Inmersos como estamos en las diversiones estivales puede que pase desapercibida una noticia importante: el estudio de las reliquias de Santa Teresa, que empezará estos días en la basílica de la Anunciación de Alba. Un equipo de expertos del Vaticano se hará cargo de ello y para el caso se traerá desde Ronda la mano izquierda de la santa, que corresponde al brazo custodiado en la basílica.
La mano ha tenido una larga historia de traslados desde que el P. Jerónimo Gracián la cortara pocos meses después del fallecimiento de la santa para llevársela a las monjas de Ávila, no sin quedarse con el dedo meñique como recuerdo. Desde Ávila, la mano mutilada pasó a Lisboa, de allí a Ronda, luego a Valladolid y a la mesilla de noche del general Franco, que la conservó desde 1937 hasta su muerte, momento en que volvió a Ronda. Otras partes del cuerpo de la santa se hallan dispersas por varios templos dentro y fuera de España y tanto el brazo como la mano han salido en procesión más de una vez por las calles de España.
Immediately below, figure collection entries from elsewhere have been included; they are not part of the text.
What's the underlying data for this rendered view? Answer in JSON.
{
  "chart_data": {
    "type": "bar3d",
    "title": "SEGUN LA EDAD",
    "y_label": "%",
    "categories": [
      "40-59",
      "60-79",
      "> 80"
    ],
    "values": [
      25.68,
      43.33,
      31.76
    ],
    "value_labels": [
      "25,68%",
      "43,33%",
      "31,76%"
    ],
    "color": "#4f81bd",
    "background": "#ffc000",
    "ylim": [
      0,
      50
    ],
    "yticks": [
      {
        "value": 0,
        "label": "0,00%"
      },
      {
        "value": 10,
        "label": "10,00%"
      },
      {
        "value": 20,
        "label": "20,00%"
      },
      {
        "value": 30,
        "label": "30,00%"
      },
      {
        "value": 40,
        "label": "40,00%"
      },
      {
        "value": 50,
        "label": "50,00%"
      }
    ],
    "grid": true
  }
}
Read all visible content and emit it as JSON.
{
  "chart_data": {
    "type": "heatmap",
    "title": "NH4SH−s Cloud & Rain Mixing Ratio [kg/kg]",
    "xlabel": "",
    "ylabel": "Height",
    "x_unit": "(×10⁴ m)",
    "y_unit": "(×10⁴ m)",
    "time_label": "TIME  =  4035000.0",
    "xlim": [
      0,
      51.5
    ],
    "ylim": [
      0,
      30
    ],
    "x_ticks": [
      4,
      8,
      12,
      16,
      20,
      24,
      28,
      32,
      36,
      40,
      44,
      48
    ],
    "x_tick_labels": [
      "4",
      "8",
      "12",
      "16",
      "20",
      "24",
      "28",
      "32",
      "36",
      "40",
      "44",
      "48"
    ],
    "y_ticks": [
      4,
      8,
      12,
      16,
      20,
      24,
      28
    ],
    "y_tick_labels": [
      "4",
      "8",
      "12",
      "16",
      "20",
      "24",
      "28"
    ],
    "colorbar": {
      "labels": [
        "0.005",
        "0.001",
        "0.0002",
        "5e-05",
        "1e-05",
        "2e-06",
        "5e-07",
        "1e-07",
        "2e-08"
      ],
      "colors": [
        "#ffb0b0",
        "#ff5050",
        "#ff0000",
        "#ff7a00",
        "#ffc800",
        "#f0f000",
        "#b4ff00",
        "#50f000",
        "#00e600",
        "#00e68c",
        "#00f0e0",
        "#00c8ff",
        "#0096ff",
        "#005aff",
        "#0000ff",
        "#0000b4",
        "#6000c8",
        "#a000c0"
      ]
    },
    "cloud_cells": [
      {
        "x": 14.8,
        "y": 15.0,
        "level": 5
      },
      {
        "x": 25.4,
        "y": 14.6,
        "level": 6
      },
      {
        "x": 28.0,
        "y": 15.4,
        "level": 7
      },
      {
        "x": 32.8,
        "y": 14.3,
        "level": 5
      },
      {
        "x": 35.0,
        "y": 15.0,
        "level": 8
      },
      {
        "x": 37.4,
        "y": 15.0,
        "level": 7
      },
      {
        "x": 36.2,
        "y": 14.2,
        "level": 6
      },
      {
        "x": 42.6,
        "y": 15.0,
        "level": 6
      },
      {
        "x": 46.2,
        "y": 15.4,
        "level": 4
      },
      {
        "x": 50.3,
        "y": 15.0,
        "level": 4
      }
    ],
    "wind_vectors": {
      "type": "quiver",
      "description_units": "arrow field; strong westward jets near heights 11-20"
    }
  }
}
Lo cual recuerda el caso de San Juan de la Cruz, amigo de Santa Teresa, con la que comparte talento literario, afán por la sabiduría, orden religiosa y santidad. San Juan murió en Úbeda y su cuerpo fue trasladado a Segovia, donde se supone que se halla actualmente, aunque no íntegro. Borja de Riquer sugiere que este traslado pudo inspirar a Cervantes la «grandísima y peligrosísima aventura que le sucedió con un cuerpo muerto» a Don Quijote (cap. XIX de la primera parte), ya que la traslación póstuma de San Juan fue contemporánea a las primeras correrías de Don Quijote. Siendo así, si este, después de poner en fuga a los canónigos encamisados de la comitiva fúnebre, se hubiera atrevido a abrir el ataúd con el que se topó en noche cerrada -como hizo Francisco de Borja con el de la emperatriz Isabel- hubiera tenido una visión macabra, pues al cuerpo de San Juan le faltaban algunas partes, que quedaron en el monasterio de Úbeda para consuelo de los carmelitas locales.
Muchos otros santos y mártires tuvieron un tratamiento post mortem semejante, y también héroes civiles, como el Cid Campeador, cuyos restos se hallan al menos en tres lugares diferentes. ¿Y qué mayor traslado que el de Santiago el Mayor, cuyos restos fueron conducidos por sus discípulos desde Tierra Santa hasta Galicia en un barco de piedra sin timón? (Por cierto, hace poco se han descubierto los restos del obispo Teodomiro, quien certificó la autenticidad de las reliquias jacobeas en el siglo IX).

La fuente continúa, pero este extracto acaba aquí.